The measure also would bar insurers from setting rates based in part on consumer attributes having nothing to do with their driving record. Those include credit scores, where drivers live, marital status and age.
"Those factors just have no place in setting rates," Guzzardi said.
The insurance lobby in Illinois traditionally has easily blocked initiatives like this. With two auto insurance giants, State Farm and Allstate, headquartered in the state and each employing thousands here, lawmakers have been reluctant to take action the companies oppose.
But there arguably has never been a year like 2022, at least in terms of auto insurance rate hikes. Leading that charge has been Northbrook-based Allstate, which raised average premiums for individual policyholders by hundreds of dollars just in the past year.
State Farm, which insures about one in three Illinois vehicles, increased auto rates three separate times last year, collectively increasing average annual premiums by nearly $130.
The next two largest insurers, Geico and Progressive, also substantially hiked prices.
The industry says there’s a reason for the higher prices. The costs to settle claims has soared, and many auto insurers are losing money.

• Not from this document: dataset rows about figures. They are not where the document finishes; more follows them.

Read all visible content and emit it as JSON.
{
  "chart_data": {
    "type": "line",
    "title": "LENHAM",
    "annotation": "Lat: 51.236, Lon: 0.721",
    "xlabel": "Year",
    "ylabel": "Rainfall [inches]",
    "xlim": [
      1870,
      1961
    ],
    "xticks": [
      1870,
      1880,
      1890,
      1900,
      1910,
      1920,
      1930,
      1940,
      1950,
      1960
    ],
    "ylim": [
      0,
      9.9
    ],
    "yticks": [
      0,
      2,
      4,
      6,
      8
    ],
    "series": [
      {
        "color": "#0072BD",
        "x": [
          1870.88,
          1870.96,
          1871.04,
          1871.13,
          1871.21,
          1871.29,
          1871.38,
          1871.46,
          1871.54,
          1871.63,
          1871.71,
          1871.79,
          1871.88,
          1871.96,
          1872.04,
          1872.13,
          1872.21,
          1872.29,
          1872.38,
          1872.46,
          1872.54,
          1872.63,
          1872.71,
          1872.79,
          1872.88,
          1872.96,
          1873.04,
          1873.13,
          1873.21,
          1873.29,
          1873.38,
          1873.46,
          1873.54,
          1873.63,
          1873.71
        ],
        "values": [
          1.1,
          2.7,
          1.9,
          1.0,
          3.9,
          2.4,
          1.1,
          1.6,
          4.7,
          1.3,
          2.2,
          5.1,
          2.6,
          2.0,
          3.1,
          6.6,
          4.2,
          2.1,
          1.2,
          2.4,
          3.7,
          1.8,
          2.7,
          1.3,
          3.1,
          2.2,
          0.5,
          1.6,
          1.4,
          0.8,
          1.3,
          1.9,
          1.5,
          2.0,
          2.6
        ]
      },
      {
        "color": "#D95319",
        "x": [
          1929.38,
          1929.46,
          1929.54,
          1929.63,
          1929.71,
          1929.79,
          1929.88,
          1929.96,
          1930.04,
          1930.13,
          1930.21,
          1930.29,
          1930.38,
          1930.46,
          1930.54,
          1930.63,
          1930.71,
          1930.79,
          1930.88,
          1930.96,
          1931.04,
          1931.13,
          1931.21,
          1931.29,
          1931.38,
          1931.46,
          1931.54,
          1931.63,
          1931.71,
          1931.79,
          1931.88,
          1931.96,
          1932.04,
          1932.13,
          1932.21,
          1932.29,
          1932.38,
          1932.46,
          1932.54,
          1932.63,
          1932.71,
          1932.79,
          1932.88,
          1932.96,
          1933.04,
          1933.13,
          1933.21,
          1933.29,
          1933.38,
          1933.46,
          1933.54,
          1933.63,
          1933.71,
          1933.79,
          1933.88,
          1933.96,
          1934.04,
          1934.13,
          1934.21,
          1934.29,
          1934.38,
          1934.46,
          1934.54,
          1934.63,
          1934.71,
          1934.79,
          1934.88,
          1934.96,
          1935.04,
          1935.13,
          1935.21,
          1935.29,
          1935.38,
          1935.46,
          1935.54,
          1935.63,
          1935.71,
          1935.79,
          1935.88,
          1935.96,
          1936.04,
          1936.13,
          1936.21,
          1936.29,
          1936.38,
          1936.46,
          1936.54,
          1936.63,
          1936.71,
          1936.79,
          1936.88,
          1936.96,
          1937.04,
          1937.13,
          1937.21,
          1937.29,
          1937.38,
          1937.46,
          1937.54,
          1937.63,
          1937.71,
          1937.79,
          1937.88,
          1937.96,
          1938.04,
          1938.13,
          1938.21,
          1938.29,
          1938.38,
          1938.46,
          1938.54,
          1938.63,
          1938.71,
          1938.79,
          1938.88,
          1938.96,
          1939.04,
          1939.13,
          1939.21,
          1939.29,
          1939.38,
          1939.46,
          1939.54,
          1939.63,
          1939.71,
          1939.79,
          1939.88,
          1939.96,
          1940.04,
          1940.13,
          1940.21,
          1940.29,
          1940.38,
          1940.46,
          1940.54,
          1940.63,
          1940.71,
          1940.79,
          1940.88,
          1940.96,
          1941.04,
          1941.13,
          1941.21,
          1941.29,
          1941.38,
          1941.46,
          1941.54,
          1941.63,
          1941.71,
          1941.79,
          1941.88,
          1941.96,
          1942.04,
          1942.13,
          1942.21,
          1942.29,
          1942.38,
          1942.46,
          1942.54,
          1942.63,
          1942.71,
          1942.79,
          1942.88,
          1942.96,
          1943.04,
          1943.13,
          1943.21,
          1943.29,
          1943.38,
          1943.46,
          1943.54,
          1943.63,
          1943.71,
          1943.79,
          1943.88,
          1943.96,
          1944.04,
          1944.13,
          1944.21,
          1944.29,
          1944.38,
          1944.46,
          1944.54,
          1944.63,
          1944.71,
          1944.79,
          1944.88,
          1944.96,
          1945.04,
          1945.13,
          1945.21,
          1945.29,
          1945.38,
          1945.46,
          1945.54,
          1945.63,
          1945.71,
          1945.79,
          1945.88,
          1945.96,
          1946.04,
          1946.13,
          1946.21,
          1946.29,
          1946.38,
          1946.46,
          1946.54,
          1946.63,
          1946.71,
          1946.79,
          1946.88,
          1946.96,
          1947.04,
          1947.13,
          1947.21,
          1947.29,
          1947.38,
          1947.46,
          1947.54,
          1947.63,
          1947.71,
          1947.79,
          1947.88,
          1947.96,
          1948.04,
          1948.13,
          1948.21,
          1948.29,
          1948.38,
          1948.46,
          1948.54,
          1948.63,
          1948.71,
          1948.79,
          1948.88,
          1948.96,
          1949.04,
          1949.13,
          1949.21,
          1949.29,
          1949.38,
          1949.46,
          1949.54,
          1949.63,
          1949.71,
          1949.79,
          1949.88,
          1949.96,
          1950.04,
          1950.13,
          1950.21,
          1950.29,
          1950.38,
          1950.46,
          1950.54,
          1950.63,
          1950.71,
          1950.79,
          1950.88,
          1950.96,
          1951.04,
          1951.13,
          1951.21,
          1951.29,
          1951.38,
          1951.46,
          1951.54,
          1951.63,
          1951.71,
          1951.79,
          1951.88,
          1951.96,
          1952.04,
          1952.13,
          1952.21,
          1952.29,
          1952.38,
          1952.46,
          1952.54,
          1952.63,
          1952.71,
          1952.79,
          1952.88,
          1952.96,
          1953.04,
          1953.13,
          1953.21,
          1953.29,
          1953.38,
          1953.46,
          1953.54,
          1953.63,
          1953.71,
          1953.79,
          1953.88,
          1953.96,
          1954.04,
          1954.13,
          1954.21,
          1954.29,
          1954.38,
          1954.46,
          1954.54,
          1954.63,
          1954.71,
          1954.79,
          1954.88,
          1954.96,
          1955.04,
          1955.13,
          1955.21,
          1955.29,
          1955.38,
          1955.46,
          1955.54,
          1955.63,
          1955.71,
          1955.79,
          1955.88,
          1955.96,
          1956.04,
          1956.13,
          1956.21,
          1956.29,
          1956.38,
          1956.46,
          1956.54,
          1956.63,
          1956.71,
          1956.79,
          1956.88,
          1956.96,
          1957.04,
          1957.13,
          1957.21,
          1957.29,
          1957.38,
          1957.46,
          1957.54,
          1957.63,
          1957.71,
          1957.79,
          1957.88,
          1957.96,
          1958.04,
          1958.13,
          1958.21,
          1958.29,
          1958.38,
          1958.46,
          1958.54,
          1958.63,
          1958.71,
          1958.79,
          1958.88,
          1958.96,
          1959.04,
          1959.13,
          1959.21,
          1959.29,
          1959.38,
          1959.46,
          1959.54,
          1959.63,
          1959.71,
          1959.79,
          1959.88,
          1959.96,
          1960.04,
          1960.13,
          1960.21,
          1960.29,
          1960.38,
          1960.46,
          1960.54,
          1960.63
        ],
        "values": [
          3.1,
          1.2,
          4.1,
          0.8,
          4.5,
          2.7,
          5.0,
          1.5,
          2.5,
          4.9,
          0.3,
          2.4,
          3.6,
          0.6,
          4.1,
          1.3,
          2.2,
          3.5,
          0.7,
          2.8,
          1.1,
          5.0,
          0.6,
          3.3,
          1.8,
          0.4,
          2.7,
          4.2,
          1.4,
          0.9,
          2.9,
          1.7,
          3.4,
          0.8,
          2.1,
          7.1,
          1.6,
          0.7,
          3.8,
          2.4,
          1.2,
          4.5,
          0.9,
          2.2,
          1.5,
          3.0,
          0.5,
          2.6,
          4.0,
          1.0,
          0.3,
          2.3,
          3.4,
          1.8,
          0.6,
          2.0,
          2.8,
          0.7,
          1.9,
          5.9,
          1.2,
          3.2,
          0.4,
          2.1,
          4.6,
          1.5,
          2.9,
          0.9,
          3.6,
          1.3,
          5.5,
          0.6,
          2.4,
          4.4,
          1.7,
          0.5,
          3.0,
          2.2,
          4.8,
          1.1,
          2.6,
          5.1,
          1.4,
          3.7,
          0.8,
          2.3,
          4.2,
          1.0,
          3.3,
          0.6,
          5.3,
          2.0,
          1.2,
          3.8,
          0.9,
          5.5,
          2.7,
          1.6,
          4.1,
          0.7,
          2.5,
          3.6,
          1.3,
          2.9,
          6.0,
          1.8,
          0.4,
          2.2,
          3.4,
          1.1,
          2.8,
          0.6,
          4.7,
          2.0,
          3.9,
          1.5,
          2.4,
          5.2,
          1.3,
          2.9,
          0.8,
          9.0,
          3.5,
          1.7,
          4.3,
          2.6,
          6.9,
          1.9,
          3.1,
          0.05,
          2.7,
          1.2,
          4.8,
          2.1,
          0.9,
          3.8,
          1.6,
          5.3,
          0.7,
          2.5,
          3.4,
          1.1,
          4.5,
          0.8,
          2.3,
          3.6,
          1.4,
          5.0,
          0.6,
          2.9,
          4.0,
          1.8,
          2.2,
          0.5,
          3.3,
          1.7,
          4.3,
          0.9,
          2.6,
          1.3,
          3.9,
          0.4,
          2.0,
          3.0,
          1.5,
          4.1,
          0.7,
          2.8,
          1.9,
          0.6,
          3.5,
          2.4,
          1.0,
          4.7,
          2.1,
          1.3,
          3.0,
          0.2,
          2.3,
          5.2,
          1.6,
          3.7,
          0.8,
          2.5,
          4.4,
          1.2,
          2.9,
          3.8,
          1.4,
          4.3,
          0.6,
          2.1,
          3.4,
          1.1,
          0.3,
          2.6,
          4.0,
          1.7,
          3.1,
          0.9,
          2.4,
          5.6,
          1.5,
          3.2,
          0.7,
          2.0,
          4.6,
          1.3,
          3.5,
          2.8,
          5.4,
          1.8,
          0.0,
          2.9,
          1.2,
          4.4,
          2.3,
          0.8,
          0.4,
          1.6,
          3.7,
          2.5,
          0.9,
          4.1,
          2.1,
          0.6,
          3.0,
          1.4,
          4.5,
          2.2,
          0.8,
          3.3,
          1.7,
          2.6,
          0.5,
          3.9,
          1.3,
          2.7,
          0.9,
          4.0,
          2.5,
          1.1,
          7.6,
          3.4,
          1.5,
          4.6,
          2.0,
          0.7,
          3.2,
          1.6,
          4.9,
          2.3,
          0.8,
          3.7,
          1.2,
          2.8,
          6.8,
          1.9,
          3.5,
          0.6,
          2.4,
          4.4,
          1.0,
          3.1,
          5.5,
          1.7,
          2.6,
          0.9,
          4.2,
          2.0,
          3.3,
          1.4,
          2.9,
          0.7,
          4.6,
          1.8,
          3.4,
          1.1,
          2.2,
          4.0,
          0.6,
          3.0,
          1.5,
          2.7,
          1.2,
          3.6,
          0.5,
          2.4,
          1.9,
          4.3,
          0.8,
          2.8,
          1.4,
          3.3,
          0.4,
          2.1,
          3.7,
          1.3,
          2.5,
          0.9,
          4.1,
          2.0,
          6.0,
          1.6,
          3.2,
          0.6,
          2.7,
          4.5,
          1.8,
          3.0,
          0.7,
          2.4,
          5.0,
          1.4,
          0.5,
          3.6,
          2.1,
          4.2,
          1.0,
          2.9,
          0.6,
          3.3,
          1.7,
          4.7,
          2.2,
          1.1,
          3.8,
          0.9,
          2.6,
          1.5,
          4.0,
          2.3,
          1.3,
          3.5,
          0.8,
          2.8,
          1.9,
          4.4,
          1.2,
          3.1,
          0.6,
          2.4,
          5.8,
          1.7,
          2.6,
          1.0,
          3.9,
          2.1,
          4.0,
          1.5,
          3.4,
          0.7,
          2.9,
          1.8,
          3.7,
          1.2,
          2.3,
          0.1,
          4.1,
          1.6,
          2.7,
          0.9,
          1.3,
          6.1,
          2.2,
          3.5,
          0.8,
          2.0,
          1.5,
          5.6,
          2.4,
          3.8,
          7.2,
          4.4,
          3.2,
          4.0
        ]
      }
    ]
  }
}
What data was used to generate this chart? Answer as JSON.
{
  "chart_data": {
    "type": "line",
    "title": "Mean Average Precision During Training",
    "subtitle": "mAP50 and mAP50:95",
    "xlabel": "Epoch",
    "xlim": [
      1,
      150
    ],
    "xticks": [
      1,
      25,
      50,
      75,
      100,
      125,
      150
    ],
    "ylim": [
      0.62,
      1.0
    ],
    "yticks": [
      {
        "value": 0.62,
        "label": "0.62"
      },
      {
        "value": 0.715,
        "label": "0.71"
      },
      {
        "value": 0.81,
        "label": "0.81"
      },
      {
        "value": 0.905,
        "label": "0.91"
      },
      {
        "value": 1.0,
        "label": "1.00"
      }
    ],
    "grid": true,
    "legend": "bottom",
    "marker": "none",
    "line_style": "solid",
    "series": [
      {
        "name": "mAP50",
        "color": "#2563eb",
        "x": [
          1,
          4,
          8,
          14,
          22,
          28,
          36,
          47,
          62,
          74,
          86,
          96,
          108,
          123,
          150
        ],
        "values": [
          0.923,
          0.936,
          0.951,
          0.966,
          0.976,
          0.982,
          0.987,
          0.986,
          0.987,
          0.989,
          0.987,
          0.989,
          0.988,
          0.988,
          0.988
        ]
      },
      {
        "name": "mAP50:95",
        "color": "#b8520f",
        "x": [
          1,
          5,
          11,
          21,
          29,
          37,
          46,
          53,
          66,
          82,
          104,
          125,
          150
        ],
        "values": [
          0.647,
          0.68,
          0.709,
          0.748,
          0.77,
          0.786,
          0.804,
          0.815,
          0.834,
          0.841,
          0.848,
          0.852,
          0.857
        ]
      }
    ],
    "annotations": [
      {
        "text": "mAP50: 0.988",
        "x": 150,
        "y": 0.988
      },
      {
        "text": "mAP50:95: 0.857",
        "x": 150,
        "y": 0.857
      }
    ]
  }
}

"Changing Illinois’ rating law will not change the economics or crash statistics that drive the cost of insurance in the state," the industry groups said. Over history, auto insurance rates in Illinois have been in the middle third of states across the country, the industry says.
Insurance rates differ from state to state, with regulators in each state overseeing changes in different ways. Some require prior approval before rate hikes can take effect. Others allow the companies to hike their rates when they file but have authority to overrule those price changes after the fact. Illinois simply requires insurers to provide notice of the new prices and give regulators next to no say over the matter.
One issue that hampers industry critics is the difficulty in determining the states where a national insurer like Allstate makes money and the states where it doesn’t.
With insurance oversight here far more lax than in other states, there’s suspicion that companies are hiking rates more in Illinois than in states where there are more regulatory hurdles.
The industry emphasizes that car insurance is highly competitive in Illinois, so consumers can respond to sharp rate hikes by switching. Many fail to do that, though. Retention at Allstate remains at nearly 90% nationally despite multiple rate hikes in most states over the past 18 months.
Advocates for Guzzardi’s bill say it addresses a civil rights issue as well. William McNary, co-director of Citizen Action Illinois, said today that a driver with the same attributes and driving record living in Chicago’s majority-Black Austin neighborhood will see their car insurance costs drop substantially if they move just a few blocks west to affluent Oak Park.
Illinois PIRG’s Scarr described it as "redlining through insurance rates."
Responded the industry groups: "By using the variety of rating factors currently in use, insurers can assess drivers’ risks more accurately and price their product based on the likelihood and severity of insurance claims. The use of these tools benefits consumers and is the fairest way to set Insurance rates. . . .If insurers are unable to utilize risk factors when determining rates, it will lead to a one-size-fits-all approach to pricing, eliminating competition in the marketplace, and ultimately driving prices up for all consumers."